Most enterprise AI programs die in pilot. Out of 400 programs we surveyed across mid-market and enterprise customers in 2025 and 2026, only about 10% made it to full production within twelve months. The pattern that separates the winners from the dead is remarkably consistent, and it has very little to do with the model you picked.
Winning programs pick one workflow with a clear owner, clear success metrics, and a clear system of record. They do not try to transform the company. They transform one funnel. The workflow is narrow enough that the team can reason about it, measurable enough that the team can prove the result, and valuable enough that the team has air cover when something breaks.
Losing programs run a showcase demo, generate a lot of executive excitement, and then stall for six months waiting for IT, security, and legal to catch up. The fix is counterintuitive: bring all three into the first week, not the sixth month. A one-hour meeting with your CISO in week one prevents a three-month delay in quarter three.
Data access is the second killer. The moment the pilot tries to touch a real system — CRM, EHR, billing — the integration surface explodes. Winners pre-negotiate sandbox access before writing a line of prompt. Losers discover they need a data governance review halfway through the build.

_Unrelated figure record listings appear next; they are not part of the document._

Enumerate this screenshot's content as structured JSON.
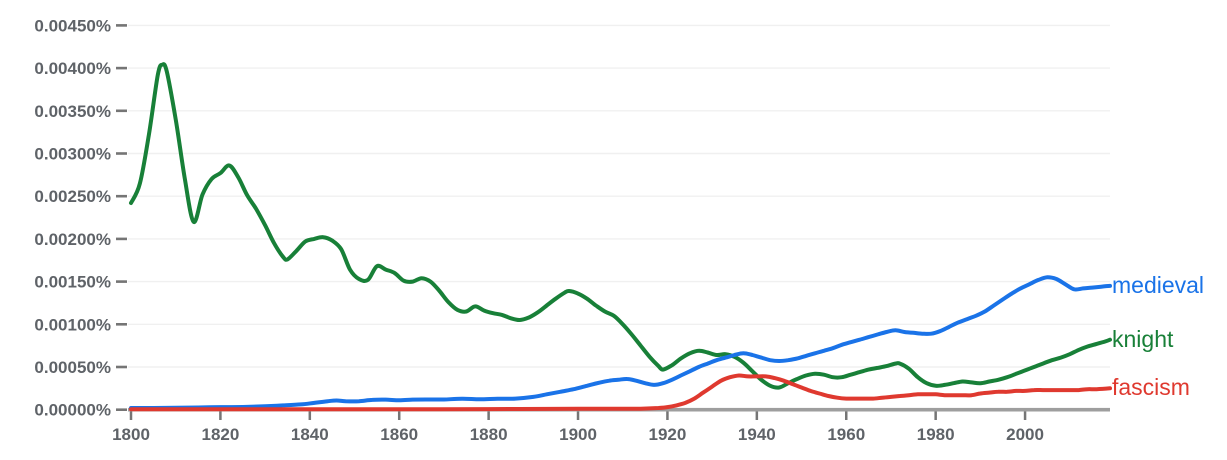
{
  "chart_data": {
    "type": "line",
    "title": "",
    "grid": true,
    "legend_position": "right-end-labels",
    "x_axis": {
      "min": 1800,
      "max": 2019,
      "tick_labels": [
        "1800",
        "1820",
        "1840",
        "1860",
        "1880",
        "1900",
        "1920",
        "1940",
        "1960",
        "1980",
        "2000"
      ],
      "tick_values": [
        1800,
        1820,
        1840,
        1860,
        1880,
        1900,
        1920,
        1940,
        1960,
        1980,
        2000
      ]
    },
    "y_axis": {
      "min": 0,
      "max": 0.0045,
      "unit": "%",
      "tick_labels": [
        "0.00000%",
        "0.00050%",
        "0.00100%",
        "0.00150%",
        "0.00200%",
        "0.00250%",
        "0.00300%",
        "0.00350%",
        "0.00400%",
        "0.00450%"
      ],
      "tick_values": [
        0.0,
        0.0005,
        0.001,
        0.0015,
        0.002,
        0.0025,
        0.003,
        0.0035,
        0.004,
        0.0045
      ]
    },
    "colors": {
      "medieval": "#1a73e8",
      "knight": "#188038",
      "fascism": "#df392f",
      "axis_line": "#9e9e9e",
      "tick": "#757575",
      "grid_line": "#f0f0f0",
      "axis_text": "#5f6368"
    },
    "series": [
      {
        "label": "medieval",
        "color": "#1a73e8",
        "points": [
          [
            1800,
            2e-05
          ],
          [
            1805,
            2e-05
          ],
          [
            1810,
            2.2e-05
          ],
          [
            1815,
            2.6e-05
          ],
          [
            1820,
            3e-05
          ],
          [
            1825,
            3.2e-05
          ],
          [
            1830,
            4e-05
          ],
          [
            1834,
            5e-05
          ],
          [
            1838,
            6.2e-05
          ],
          [
            1841,
            8e-05
          ],
          [
            1844,
            0.0001
          ],
          [
            1846,
            0.000108
          ],
          [
            1848,
            0.0001
          ],
          [
            1851,
            0.0001
          ],
          [
            1854,
            0.000115
          ],
          [
            1857,
            0.000118
          ],
          [
            1860,
            0.00011
          ],
          [
            1863,
            0.000118
          ],
          [
            1866,
            0.00012
          ],
          [
            1870,
            0.00012
          ],
          [
            1874,
            0.000128
          ],
          [
            1878,
            0.000122
          ],
          [
            1882,
            0.000128
          ],
          [
            1886,
            0.00013
          ],
          [
            1890,
            0.00015
          ],
          [
            1893,
            0.00018
          ],
          [
            1896,
            0.00021
          ],
          [
            1899,
            0.00024
          ],
          [
            1902,
            0.00028
          ],
          [
            1905,
            0.00032
          ],
          [
            1907,
            0.00034
          ],
          [
            1909,
            0.00035
          ],
          [
            1911,
            0.00036
          ],
          [
            1913,
            0.00034
          ],
          [
            1915,
            0.00031
          ],
          [
            1917,
            0.00029
          ],
          [
            1919,
            0.00031
          ],
          [
            1921,
            0.00035
          ],
          [
            1923,
            0.0004
          ],
          [
            1925,
            0.00045
          ],
          [
            1927,
            0.0005
          ],
          [
            1929,
            0.00054
          ],
          [
            1931,
            0.00058
          ],
          [
            1933,
            0.00061
          ],
          [
            1935,
            0.00064
          ],
          [
            1937,
            0.00066
          ],
          [
            1939,
            0.00064
          ],
          [
            1941,
            0.00061
          ],
          [
            1943,
            0.00058
          ],
          [
            1945,
            0.00057
          ],
          [
            1947,
            0.00058
          ],
          [
            1949,
            0.0006
          ],
          [
            1951,
            0.00063
          ],
          [
            1953,
            0.00066
          ],
          [
            1955,
            0.00069
          ],
          [
            1957,
            0.00072
          ],
          [
            1959,
            0.00076
          ],
          [
            1961,
            0.00079
          ],
          [
            1963,
            0.00082
          ],
          [
            1965,
            0.00085
          ],
          [
            1967,
            0.00088
          ],
          [
            1969,
            0.00091
          ],
          [
            1971,
            0.00093
          ],
          [
            1973,
            0.00091
          ],
          [
            1975,
            0.0009
          ],
          [
            1977,
            0.00089
          ],
          [
            1979,
            0.00089
          ],
          [
            1981,
            0.00092
          ],
          [
            1983,
            0.00097
          ],
          [
            1985,
            0.00102
          ],
          [
            1987,
            0.00106
          ],
          [
            1989,
            0.0011
          ],
          [
            1991,
            0.00115
          ],
          [
            1993,
            0.00122
          ],
          [
            1995,
            0.00129
          ],
          [
            1997,
            0.00136
          ],
          [
            1999,
            0.00142
          ],
          [
            2001,
            0.00147
          ],
          [
            2003,
            0.00152
          ],
          [
            2005,
            0.00155
          ],
          [
            2007,
            0.00153
          ],
          [
            2009,
            0.00147
          ],
          [
            2011,
            0.00141
          ],
          [
            2013,
            0.00142
          ],
          [
            2015,
            0.00143
          ],
          [
            2017,
            0.00144
          ],
          [
            2019,
            0.00145
          ]
        ]
      },
      {
        "label": "knight",
        "color": "#188038",
        "points": [
          [
            1800,
            0.00242
          ],
          [
            1802,
            0.00265
          ],
          [
            1804,
            0.00322
          ],
          [
            1806,
            0.00392
          ],
          [
            1807,
            0.00404
          ],
          [
            1808,
            0.00396
          ],
          [
            1810,
            0.0034
          ],
          [
            1812,
            0.00272
          ],
          [
            1814,
            0.0022
          ],
          [
            1816,
            0.00252
          ],
          [
            1818,
            0.0027
          ],
          [
            1820,
            0.00277
          ],
          [
            1822,
            0.00286
          ],
          [
            1824,
            0.00272
          ],
          [
            1826,
            0.00251
          ],
          [
            1828,
            0.00235
          ],
          [
            1830,
            0.00216
          ],
          [
            1832,
            0.00195
          ],
          [
            1834,
            0.00179
          ],
          [
            1835,
            0.00176
          ],
          [
            1837,
            0.00186
          ],
          [
            1839,
            0.00197
          ],
          [
            1841,
            0.002
          ],
          [
            1843,
            0.00202
          ],
          [
            1845,
            0.00198
          ],
          [
            1847,
            0.00188
          ],
          [
            1849,
            0.00164
          ],
          [
            1851,
            0.00153
          ],
          [
            1853,
            0.00152
          ],
          [
            1855,
            0.00168
          ],
          [
            1857,
            0.00164
          ],
          [
            1859,
            0.0016
          ],
          [
            1861,
            0.00151
          ],
          [
            1863,
            0.0015
          ],
          [
            1865,
            0.00154
          ],
          [
            1867,
            0.0015
          ],
          [
            1869,
            0.00139
          ],
          [
            1871,
            0.00126
          ],
          [
            1873,
            0.00117
          ],
          [
            1875,
            0.00115
          ],
          [
            1877,
            0.00121
          ],
          [
            1879,
            0.00116
          ],
          [
            1881,
            0.00113
          ],
          [
            1883,
            0.00111
          ],
          [
            1885,
            0.00107
          ],
          [
            1887,
            0.00105
          ],
          [
            1889,
            0.00108
          ],
          [
            1891,
            0.00114
          ],
          [
            1893,
            0.00122
          ],
          [
            1895,
            0.0013
          ],
          [
            1897,
            0.00137
          ],
          [
            1898,
            0.00139
          ],
          [
            1900,
            0.00136
          ],
          [
            1902,
            0.0013
          ],
          [
            1904,
            0.00122
          ],
          [
            1906,
            0.00115
          ],
          [
            1908,
            0.0011
          ],
          [
            1910,
            0.001
          ],
          [
            1912,
            0.00088
          ],
          [
            1914,
            0.00075
          ],
          [
            1916,
            0.00062
          ],
          [
            1918,
            0.00051
          ],
          [
            1919,
            0.00047
          ],
          [
            1921,
            0.00052
          ],
          [
            1923,
            0.0006
          ],
          [
            1925,
            0.00066
          ],
          [
            1927,
            0.00069
          ],
          [
            1929,
            0.00067
          ],
          [
            1931,
            0.00064
          ],
          [
            1933,
            0.00065
          ],
          [
            1935,
            0.00062
          ],
          [
            1937,
            0.00055
          ],
          [
            1939,
            0.00045
          ],
          [
            1941,
            0.00035
          ],
          [
            1943,
            0.00028
          ],
          [
            1945,
            0.00026
          ],
          [
            1947,
            0.00031
          ],
          [
            1949,
            0.00036
          ],
          [
            1951,
            0.0004
          ],
          [
            1953,
            0.00042
          ],
          [
            1955,
            0.00041
          ],
          [
            1957,
            0.00038
          ],
          [
            1959,
            0.00038
          ],
          [
            1961,
            0.00041
          ],
          [
            1963,
            0.00044
          ],
          [
            1965,
            0.00047
          ],
          [
            1967,
            0.00049
          ],
          [
            1969,
            0.00051
          ],
          [
            1971,
            0.00054
          ],
          [
            1972,
            0.00054
          ],
          [
            1974,
            0.00048
          ],
          [
            1976,
            0.00038
          ],
          [
            1978,
            0.00031
          ],
          [
            1980,
            0.00028
          ],
          [
            1982,
            0.00029
          ],
          [
            1984,
            0.00031
          ],
          [
            1986,
            0.00033
          ],
          [
            1988,
            0.00032
          ],
          [
            1990,
            0.00031
          ],
          [
            1992,
            0.00033
          ],
          [
            1994,
            0.00035
          ],
          [
            1996,
            0.00038
          ],
          [
            1998,
            0.00042
          ],
          [
            2000,
            0.00046
          ],
          [
            2002,
            0.0005
          ],
          [
            2004,
            0.00054
          ],
          [
            2006,
            0.00058
          ],
          [
            2008,
            0.00061
          ],
          [
            2010,
            0.00065
          ],
          [
            2012,
            0.0007
          ],
          [
            2014,
            0.00074
          ],
          [
            2016,
            0.00077
          ],
          [
            2018,
            0.0008
          ],
          [
            2019,
            0.00082
          ]
        ]
      },
      {
        "label": "fascism",
        "color": "#df392f",
        "points": [
          [
            1800,
            5e-06
          ],
          [
            1820,
            5e-06
          ],
          [
            1840,
            5e-06
          ],
          [
            1860,
            5e-06
          ],
          [
            1880,
            7e-06
          ],
          [
            1900,
            1e-05
          ],
          [
            1910,
            1e-05
          ],
          [
            1914,
            1.2e-05
          ],
          [
            1918,
            2e-05
          ],
          [
            1920,
            3e-05
          ],
          [
            1922,
            5e-05
          ],
          [
            1924,
            8e-05
          ],
          [
            1926,
            0.00013
          ],
          [
            1928,
            0.0002
          ],
          [
            1930,
            0.00027
          ],
          [
            1932,
            0.00034
          ],
          [
            1934,
            0.00038
          ],
          [
            1936,
            0.0004
          ],
          [
            1938,
            0.00039
          ],
          [
            1940,
            0.00039
          ],
          [
            1942,
            0.00039
          ],
          [
            1944,
            0.00037
          ],
          [
            1946,
            0.00034
          ],
          [
            1948,
            0.0003
          ],
          [
            1950,
            0.00026
          ],
          [
            1952,
            0.00022
          ],
          [
            1954,
            0.00019
          ],
          [
            1956,
            0.00016
          ],
          [
            1958,
            0.00014
          ],
          [
            1960,
            0.00013
          ],
          [
            1962,
            0.00013
          ],
          [
            1964,
            0.00013
          ],
          [
            1966,
            0.00013
          ],
          [
            1968,
            0.00014
          ],
          [
            1970,
            0.00015
          ],
          [
            1972,
            0.00016
          ],
          [
            1974,
            0.00017
          ],
          [
            1976,
            0.00018
          ],
          [
            1978,
            0.00018
          ],
          [
            1980,
            0.00018
          ],
          [
            1982,
            0.00017
          ],
          [
            1984,
            0.00017
          ],
          [
            1986,
            0.00017
          ],
          [
            1988,
            0.00017
          ],
          [
            1990,
            0.00019
          ],
          [
            1992,
            0.0002
          ],
          [
            1994,
            0.00021
          ],
          [
            1996,
            0.00021
          ],
          [
            1998,
            0.00022
          ],
          [
            2000,
            0.00022
          ],
          [
            2002,
            0.00023
          ],
          [
            2004,
            0.00023
          ],
          [
            2006,
            0.00023
          ],
          [
            2008,
            0.00023
          ],
          [
            2010,
            0.00023
          ],
          [
            2012,
            0.00023
          ],
          [
            2014,
            0.00024
          ],
          [
            2016,
            0.00024
          ],
          [
            2019,
            0.00025
          ]
        ]
      }
    ]
  }
}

Scoring must be brutally simple. Pick one primary metric. Conversion rate. Booked tours. Signed cases. Average handle time. Cost per qualified lead. Whatever it is, make sure it is the one number your exec team already cares about. AI programs that invent new metrics no one trusts will never survive a budget cycle.
The single best predictor of production success we have seen is the presence of a forward-deployed engineer, either from MediaBloom or in-house, embedded in the customer team for the first six weeks. The FDE removes the friction that normally kills the first production ticket, and their presence doubles the probability of a live launch.
Change management is where most technical wins die. A beautifully working AI agent that makes the intake team feel replaced will be sabotaged inside a quarter. Winners communicate the change early, reframe roles around higher-leverage work, and make the AI visible as a teammate, not a replacement. Losers announce the launch on a Friday and wonder why Monday’s numbers crashed.
We bake all of this into how we deploy. Every engagement has a named outcome, a go-live date, and a weekly scorecard with the one metric that matters. If the metric moves, we scale. If it does not, we change the approach fast. The programs that treat AI like any other serious operational change — with a plan, an owner, and a scoreboard — are the ones that compound.